TITLE=A General-Purpose Machine Learning R Library for Sparse Kernels Methods With an Application for Genome-Based Prediction

JOURNAL=Frontiers in Genetics

VOLUME=Volume 13 - 2022

YEAR=2022

URL=https://www.frontiersin.org/journals/genetics/articles/10.3389/fgene.2022.887643

DOI=10.3389/fgene.2022.887643

ISSN=1664-8021

ABSTRACT=The adoption of the machine learning framework in other areas beyond computer science have been facilitated with the development of user-friendly software tools that only require an intermediate understanding level of computer programming. In this paper, we present a new package (sparce kernel method, SKM) software developed in R language for implementing six (generalized boosted machines, generalized linear models, support vector machines, random forest, Bayesian regression models and deep neural networks) of the most popular supervised machine learning algorithms with the (optional) use of sparse kernels. The SKM focuses on user simplicity, as it does not try to include all the available machine learning algorithms but rather the most important aspects of these six algorithms in an easy-to-understand format. Another relevant contribution of this package is a function for the computation of seven different kernels (Linear, Polynomial, Sigmoid, Gaussian, Exponential, Arc-Cosine 1 and Arc-Cosine L) and their sparse versions, which enables the creation of kernel machines without modifying the statistical machine learning algorithm.
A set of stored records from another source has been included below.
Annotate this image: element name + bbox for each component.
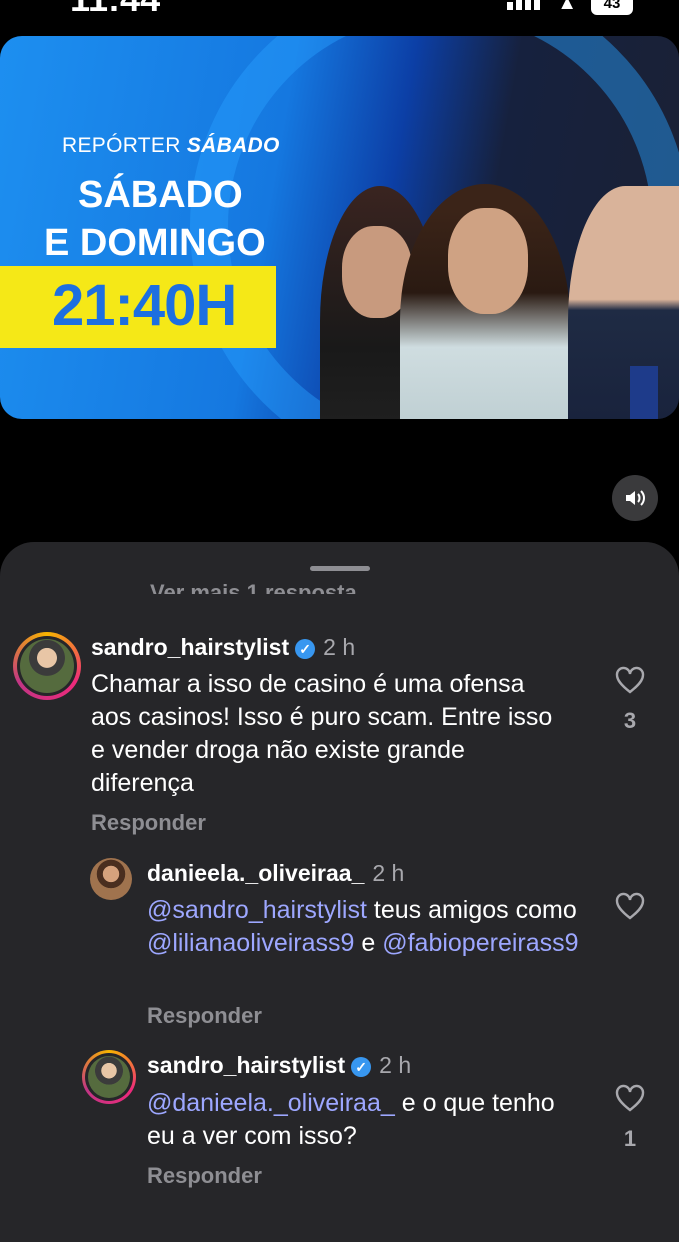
comment-username[interactable]: sandro_hairstylist ✓ 2 h xyxy=(147,1052,411,1079)
like-button[interactable] xyxy=(610,892,650,920)
banner-days-line1: SÁBADO xyxy=(78,174,243,216)
banner-program-title: REPÓRTER SÁBADO xyxy=(62,134,280,157)
comments-sheet[interactable]: Ver mais 1 resposta sandro_hairstylist ✓ 2… xyxy=(0,542,679,1242)
like-count: 3 xyxy=(623,708,637,733)
heart-icon xyxy=(615,1084,645,1112)
presenter-tie xyxy=(630,366,658,419)
status-bar: 11:44 ▲ 43 xyxy=(0,0,679,26)
signal-icon xyxy=(507,0,543,15)
avatar[interactable] xyxy=(90,858,132,900)
avatar[interactable] xyxy=(13,632,81,700)
sound-toggle-button[interactable] xyxy=(612,475,658,521)
comment-text: Chamar a isso de casino é uma ofensa aos… xyxy=(91,670,553,797)
wifi-icon: ▲ xyxy=(557,0,577,14)
reply-button[interactable]: Responder xyxy=(91,810,206,836)
heart-icon xyxy=(615,666,645,694)
comment-time: 2 h xyxy=(379,1052,412,1078)
like-button[interactable]: 1 xyxy=(610,1084,650,1152)
banner-time: 21:40H xyxy=(52,273,237,338)
mention-link[interactable]: @sandro_hairstylist xyxy=(147,896,367,924)
comment-text: @sandro_hairstylist teus amigos como @li… xyxy=(147,896,579,957)
comment-text: @danieela._oliveiraa_ e o que tenho eu a… xyxy=(147,1089,555,1150)
status-icons: ▲ 43 xyxy=(507,0,633,15)
speaker-icon xyxy=(626,490,645,506)
like-count: 1 xyxy=(623,1126,637,1151)
video-banner[interactable]: REPÓRTER SÁBADO SÁBADO E DOMINGO 21:40H xyxy=(0,36,679,419)
banner-days-line2: E DOMINGO xyxy=(44,222,266,264)
mention-link[interactable]: @lilianaoliveirass9 xyxy=(147,929,354,957)
comment-time: 2 h xyxy=(323,634,356,660)
verified-badge-icon: ✓ xyxy=(351,1057,372,1077)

It is important to point out that the main contribution of our package resides in the functionality for the computation of the sparse version of seven basic kernels, which is of paramount importance when aiming to reduce the computational resources for the implementation of kernel machine learning methods without a significant loss in prediction performance.  Performance of the SKM is evaluated in a genome-based prediction framework using both a maize and wheat data set. As such, the use of this package is not restricted to genome prediction problems, and it can be used in many different applications.